ГРАФ. Дура какая-то прямо под копыта кинулась! На самом повороте! Тоже, поди, от несчастной любви! Хорошо, Петрушка кучер толковый — успел по коням ударить, проскочил, ее чуть только и задело. Вот ведь дура! Видит же, что карета едет — так нет же! В этом городе не извозчиков за резвую езду штрафовать надо — а дур, которые по сторонам поглядеть не умеют! Сказал бы, право, батюшка, проповедь — как себя на улице вести! Неужто у святых отцов о том нет ни словечка?
ОТЕЦ ВАСИЛИЙ. Да Господь с вами! При святых отцах в каретах не езживали! Могу только после службы особо к пастве обратиться и к осторожности призвать.
ГРАФ. Ну, хоть так…
АНЕТА. По-мо-ги-те!..
Сцена двадцать восьмая
Ангел решительно заступил дорогу Андрею Федоровичу.
АНГЕЛ-ХРАНИТЕЛЬ РАБА АНДРЕЯ. Хватит!
АНДРЕЙ ФЕДОРОВИЧ. Отвяжись, Христа ради!
Ангел привычно окаменел от запретных слов — но замотал головой, не отступаясь от своего.
АНГЕЛ-ХРАНИТЕЛЬ РАБА АНДРЕЯ. Ты знаешь ли, кто там, у ограды Смоленского кладбища, родит младенца и родами помрет?
АНДРЕЙ ФЕДОРОВИЧ. Знаю — Анютка Кожухова, моя Аксиньюшка с ней в детстве по ягоду ходила.
АНГЕЛ-ХРАНИТЕЛЬ РАБА АНДРЕЯ. И все?
АНДРЕЙ ФЕДОРОВИЧ. И все. Отвяжись, молиться хочу.
АНГЕЛ-ХРАНИТЕЛЬ РАБА АНДРЕЯ. И ничем тебе эта женщина не грешна? Припомни хорошенько — ведь она умирает.
АНДРЕЙ ФЕДОРОВИЧ. Аксиньюшке моей, может, и была грешна, а мне нет…
АНГЕЛ-ХРАНИТЕЛЬ РАБА АНДРЕЯ. Сама-то ты от вранья своего не устала, Аксинья? Сперва мне это дивно казалось — так мир наизнанку вывернуть, как ты его вывернула. Коли ты — полковник Андрей Федорович Петров, живой и здоровый, то, стало быть, не случилось той ночи, когда полковника Петрова театральная девка ночью неведомо откуда помирающим привезла! И не за что тебе ее прощать. Но так распорядился Господь, что эта девка сейчас умирает, и умирает без покаяния. Улица безлюдна, народ не скоро сбежится, и о том, что она умирает, знаем только мы с тобой. Мне читать по человеку отходную, от его имени прощения у Бога просить, не положено. Остаешься ты.
АНДРЕЙ ФЕДОРОВИЧ. Пусти…
Где-то вдали зазвучали стоны рожающей женщины.

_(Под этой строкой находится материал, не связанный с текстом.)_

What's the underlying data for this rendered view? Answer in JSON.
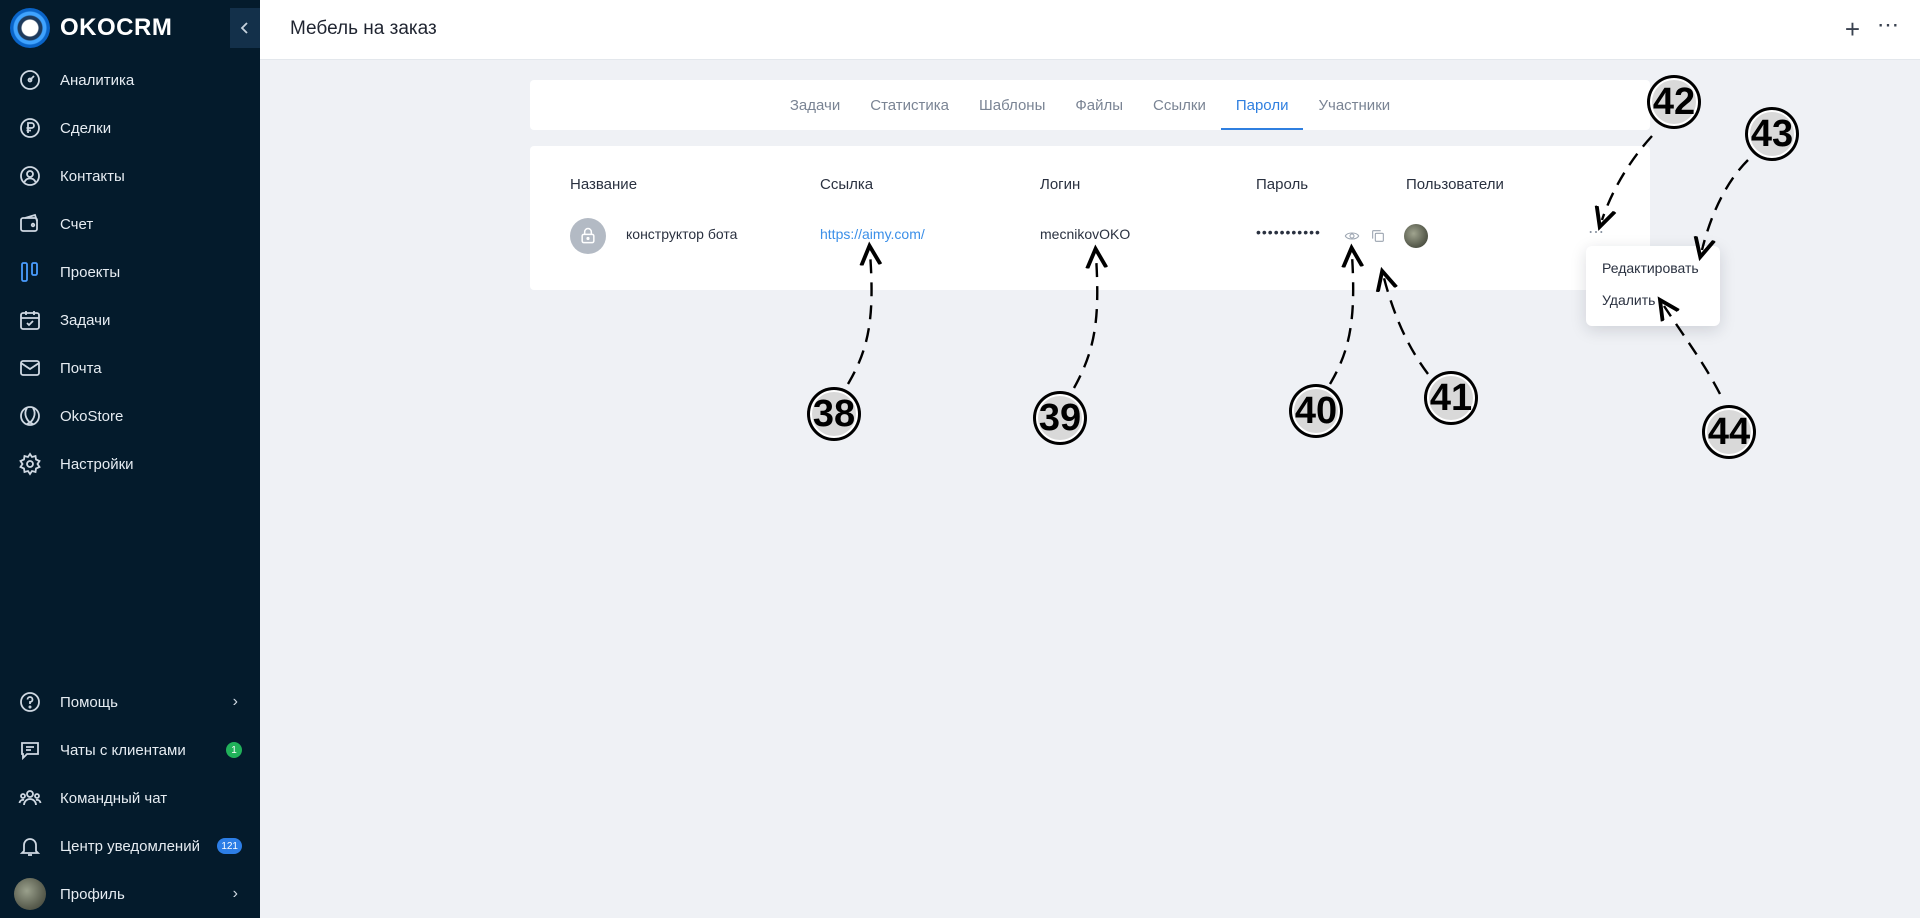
{
  "app": {
    "logo_text": "OKOCRM"
  },
  "sidebar": {
    "items": [
      {
        "label": "Аналитика",
        "icon": "analytics-icon"
      },
      {
        "label": "Сделки",
        "icon": "ruble-icon"
      },
      {
        "label": "Контакты",
        "icon": "contacts-icon"
      },
      {
        "label": "Счет",
        "icon": "invoice-icon"
      },
      {
        "label": "Проекты",
        "icon": "projects-icon",
        "active": true
      },
      {
        "label": "Задачи",
        "icon": "calendar-icon"
      },
      {
        "label": "Почта",
        "icon": "mail-icon"
      },
      {
        "label": "OkoStore",
        "icon": "store-icon"
      },
      {
        "label": "Настройки",
        "icon": "gear-icon"
      }
    ],
    "bottom": {
      "help": "Помощь",
      "client_chats": "Чаты с клиентами",
      "client_chats_badge": "1",
      "team_chat": "Командный чат",
      "notifications": "Центр уведомлений",
      "notifications_badge": "121",
      "profile": "Профиль"
    }
  },
  "header": {
    "title": "Мебель на заказ"
  },
  "tabs": [
    {
      "label": "Задачи"
    },
    {
      "label": "Статистика"
    },
    {
      "label": "Шаблоны"
    },
    {
      "label": "Файлы"
    },
    {
      "label": "Ссылки"
    },
    {
      "label": "Пароли",
      "active": true
    },
    {
      "label": "Участники"
    }
  ],
  "passwords": {
    "columns": [
      "Название",
      "Ссылка",
      "Логин",
      "Пароль",
      "Пользователи"
    ],
    "rows": [
      {
        "name": "конструктор бота",
        "link": "https://aimy.com/",
        "login": "mecnikovOKO",
        "password": "•••••••••••"
      }
    ]
  },
  "row_menu": {
    "edit": "Редактировать",
    "delete": "Удалить"
  },
  "callouts": [
    "38",
    "39",
    "40",
    "41",
    "42",
    "43",
    "44"
  ],
  "colors": {
    "sidebar_bg": "#041b2c",
    "accent": "#2f7fe0",
    "link": "#3b8fe8",
    "badge_green": "#21b15a",
    "badge_blue": "#2d7ee6"
  }
}
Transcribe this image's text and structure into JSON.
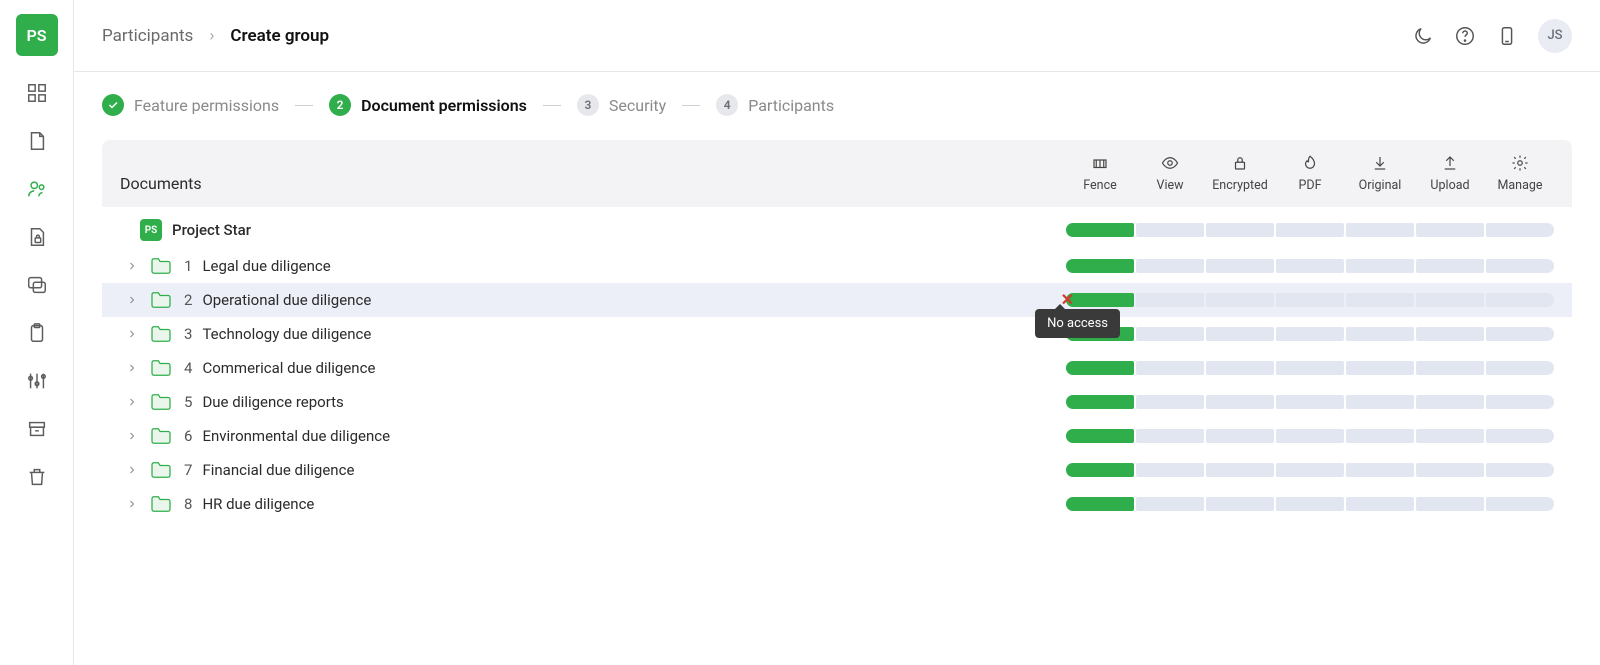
{
  "sidebar": {
    "logo_initials": "PS",
    "items": [
      {
        "name": "dashboard-icon"
      },
      {
        "name": "documents-icon"
      },
      {
        "name": "participants-icon",
        "active": true
      },
      {
        "name": "secure-docs-icon"
      },
      {
        "name": "qa-icon"
      },
      {
        "name": "clipboard-icon"
      },
      {
        "name": "settings-sliders-icon"
      },
      {
        "name": "archive-icon"
      },
      {
        "name": "trash-icon"
      }
    ]
  },
  "topbar": {
    "crumb_parent": "Participants",
    "crumb_current": "Create group",
    "user_initials": "JS"
  },
  "stepper": {
    "steps": [
      {
        "num": "✓",
        "label": "Feature permissions",
        "state": "done"
      },
      {
        "num": "2",
        "label": "Document permissions",
        "state": "current"
      },
      {
        "num": "3",
        "label": "Security",
        "state": "todo"
      },
      {
        "num": "4",
        "label": "Participants",
        "state": "todo"
      }
    ]
  },
  "panel": {
    "title": "Documents",
    "columns": [
      "Fence",
      "View",
      "Encrypted",
      "PDF",
      "Original",
      "Upload",
      "Manage"
    ]
  },
  "tree": {
    "root_badge": "PS",
    "root_label": "Project Star",
    "rows": [
      {
        "idx": "1",
        "label": "Legal due diligence"
      },
      {
        "idx": "2",
        "label": "Operational due diligence",
        "highlight": true
      },
      {
        "idx": "3",
        "label": "Technology due diligence"
      },
      {
        "idx": "4",
        "label": "Commerical due diligence"
      },
      {
        "idx": "5",
        "label": "Due diligence reports"
      },
      {
        "idx": "6",
        "label": "Environmental due diligence"
      },
      {
        "idx": "7",
        "label": "Financial due diligence"
      },
      {
        "idx": "8",
        "label": "HR due diligence"
      }
    ],
    "tooltip": "No access"
  }
}
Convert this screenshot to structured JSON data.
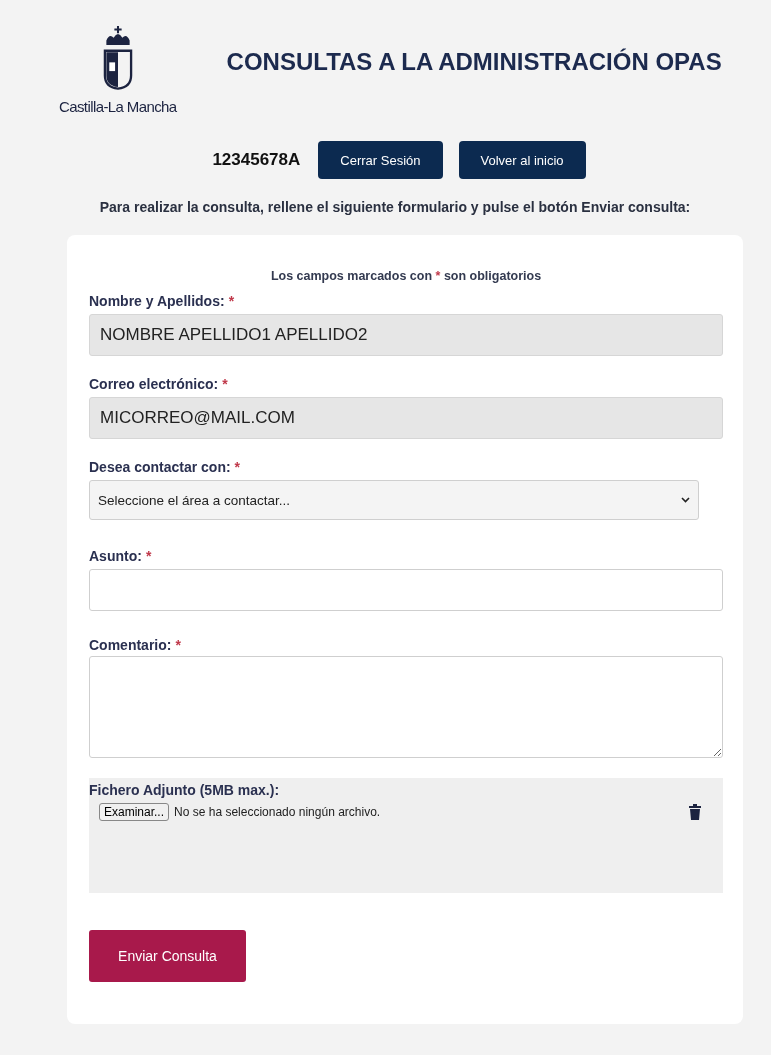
{
  "header": {
    "logo_text": "Castilla-La Mancha",
    "title": "CONSULTAS A LA ADMINISTRACIÓN OPAS"
  },
  "session": {
    "user_id": "12345678A",
    "buttons": [
      "Cerrar Sesión",
      "Volver al inicio"
    ]
  },
  "instructions": "Para realizar la consulta, rellene el siguiente formulario y pulse el botón Enviar consulta:",
  "form": {
    "note": {
      "before": "Los campos marcados con",
      "mark": "*",
      "after": "son obligatorios"
    },
    "fields": [
      {
        "kind": "readonly",
        "label": "Nombre y Apellidos:",
        "required": true,
        "value": "NOMBRE APELLIDO1 APELLIDO2"
      },
      {
        "kind": "readonly",
        "label": "Correo electrónico:",
        "required": true,
        "value": "MICORREO@MAIL.COM"
      },
      {
        "kind": "select",
        "label": "Desea contactar con:",
        "required": true,
        "value": "Seleccione el área a contactar..."
      },
      {
        "kind": "input",
        "label": "Asunto:",
        "required": true
      },
      {
        "kind": "textarea",
        "label": "Comentario:",
        "required": true
      }
    ],
    "attachment": {
      "label": "Fichero Adjunto (5MB max.):",
      "browse_button": "Examinar...",
      "status": "No se ha seleccionado ningún archivo."
    },
    "submit": "Enviar Consulta"
  }
}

АНГЕЛ-ХРАНИТЕЛЬ РАБА АНДРЕЯ. А не пущу. Хватит! Очнись! Ты сама себе правду придумала и десять лет в нее веришь, ты сама себе подвиг выбрала по улицам бродить, под крышей не ночевать, молиться непрестанно. А коли Господь иного подвига требует ради твоей любви и веры? Как тогда быть?
АНДРЕЙ ФЕДОРОВИЧ. Нет у меня сил на иной подвиг. С меня и этого довольно…
Раздался невнятный шум голосов — Анету обнаружили люди. Пробилось несколько осмысленных слов:
— Крови-то, крови…
— Отойдите, мужики…
— Молись, милая, молись…
АНГЕЛ-ХРАНИТЕЛЬ РАБА АНДРЕЯ. Опоздали, люди добрые. Хорошо хоть, ребеночка есть кому принять.
АНДРЕЙ ФЕДОРОВИЧ. Ребеночка?
АНГЕЛ-ХРАНИТЕЛЬ. Стало быть, так и не простишь?
АНДРЕЙ ФЕДОРОВИЧ. А поделом ей! Поделом! Поделом!
АНГЕЛ-ХРАНИТЕЛЬ РАБА АНДРЕЯ. Ну вот и полегчало…
Андрей Федорович отвернулся.
АНГЕЛ-ХРАНИТЕЛЬ РАБА АНДРЕЯ. Десять лет я этого дня ждал… Ну, что же, душа моя возлюбленная, давай уж правде в глаза поглядим. Если душа кается перед смертью — должен же кто-то ее услышать!